Proud Step for Chile

HEARTENING proof of the march of democracy in Chile comes with the arrests of two former security officers who have long been implicated in the murder of Orlando Letelier. Mr. Letelier, a onetime official under Chilean President Salvadore Allende Gossens, was killed by a car bomb in Washington in 1976. Evidence points to Gen. Juan Manuel Contreras Sepulveda, the head of the secret police during the military rule of Gen. Augusto Pinochet Ugarte, and Col. Pedro Espinoza Bravo, who served under Contreras, as the masterminds of the plot. Six underlings have been convicted in the US in connection with the Letelier murder, but for years it seemed unlikely - despite repeated urgings by Washington - that Contreras and Espinoza would ever be prosecuted. But now, just days before the statute of limitations would have expired, the two officers have been detained on the orders of Supreme Court Justice Adolfo Banados, who was placed in charge of a special investigation by democratically elected President Patricio Aylwin Azocar.
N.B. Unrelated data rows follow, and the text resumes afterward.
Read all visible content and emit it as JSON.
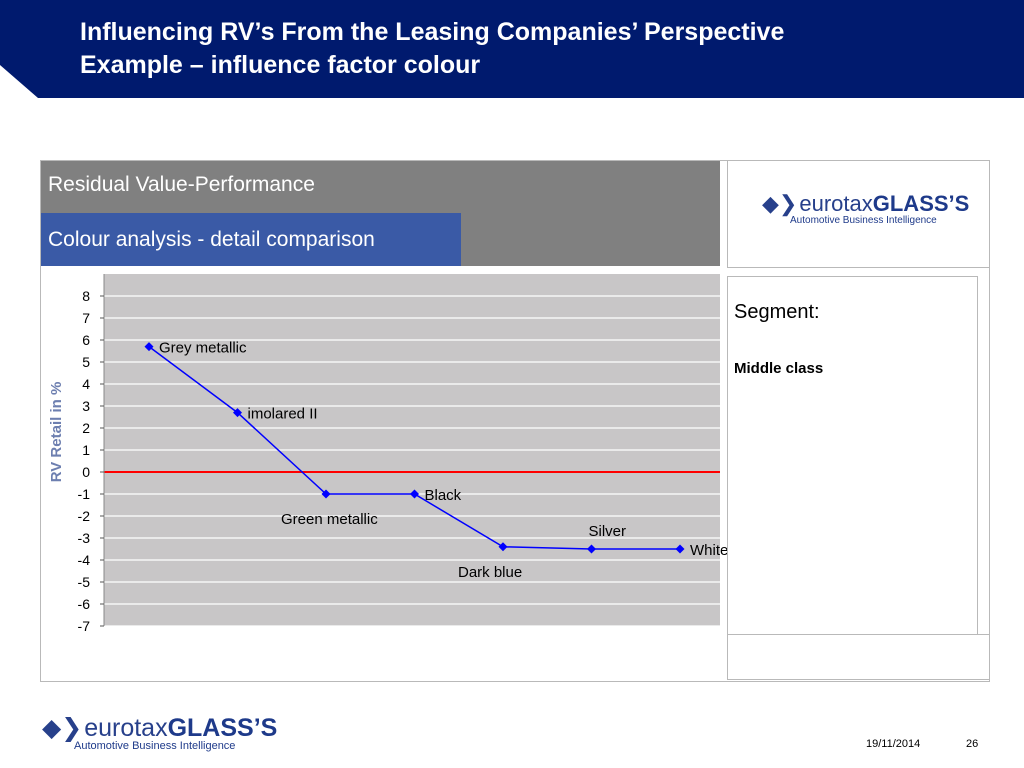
{
  "slide": {
    "title_line1": "Influencing RV’s From the Leasing Companies’ Perspective",
    "title_line2": "Example – influence factor colour",
    "date": "19/11/2014",
    "page_number": "26"
  },
  "panel": {
    "heading": "Residual Value-Performance",
    "subheading": "Colour analysis - detail comparison",
    "segment_label": "Segment:",
    "segment_value": "Middle class"
  },
  "logo": {
    "mark": "◆❯",
    "word1": "eurotax",
    "word2": "GLASS’S",
    "tagline": "Automotive Business Intelligence",
    "icon": "chevron-logo-icon"
  },
  "colors": {
    "header_bg": "#001a6e",
    "grey_header": "#808080",
    "blue_bar": "#3a5aa6",
    "plot_bg": "#c8c6c7",
    "series_line": "#0000ff",
    "zero_line": "#ff0000"
  },
  "chart_data": {
    "type": "line",
    "ylabel": "RV Retail in %",
    "ylim": [
      -7,
      8
    ],
    "yticks": [
      "8",
      "7",
      "6",
      "5",
      "4",
      "3",
      "2",
      "1",
      "0",
      "-1",
      "-2",
      "-3",
      "-4",
      "-5",
      "-6",
      "-7"
    ],
    "grid": true,
    "reference_line": 0,
    "points": [
      {
        "label": "Grey metallic",
        "value": 5.7,
        "label_pos": "right"
      },
      {
        "label": "imolared II",
        "value": 2.7,
        "label_pos": "right"
      },
      {
        "label": "Green metallic",
        "value": -1.0,
        "label_pos": "below"
      },
      {
        "label": "Black",
        "value": -1.0,
        "label_pos": "right"
      },
      {
        "label": "Dark blue",
        "value": -3.4,
        "label_pos": "below"
      },
      {
        "label": "Silver",
        "value": -3.5,
        "label_pos": "above"
      },
      {
        "label": "White",
        "value": -3.5,
        "label_pos": "right"
      }
    ]
  }
}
Justice Banados had a strong human rights record as a lower-court judge before President Aylwin elevated him to the high bench. Between 1973, when Pinochet seized power in a bloody coup, and 1978 the military government was responsible for the death or disappearance of thousands of political opponents, as described in a report issued by a presidential commission earlier this year. Most of the violations are covered by an amnesty law Pinochet signed in 1978, but, under US pressure, the Letelier case was excluded from the bill. The Letelier case has high symbolic importance in Chile as well as the US, for it is one of the few cases from the darkest days of Pinochet's repression that can be prosecuted. Public demands for justice are loud. However, elements in the military and the political right will also work to undermine the case by tarring it as a product of American meddling. The US can help undercut that claim by restating its hands-off support of Chile's justice system under Aylwin's administration.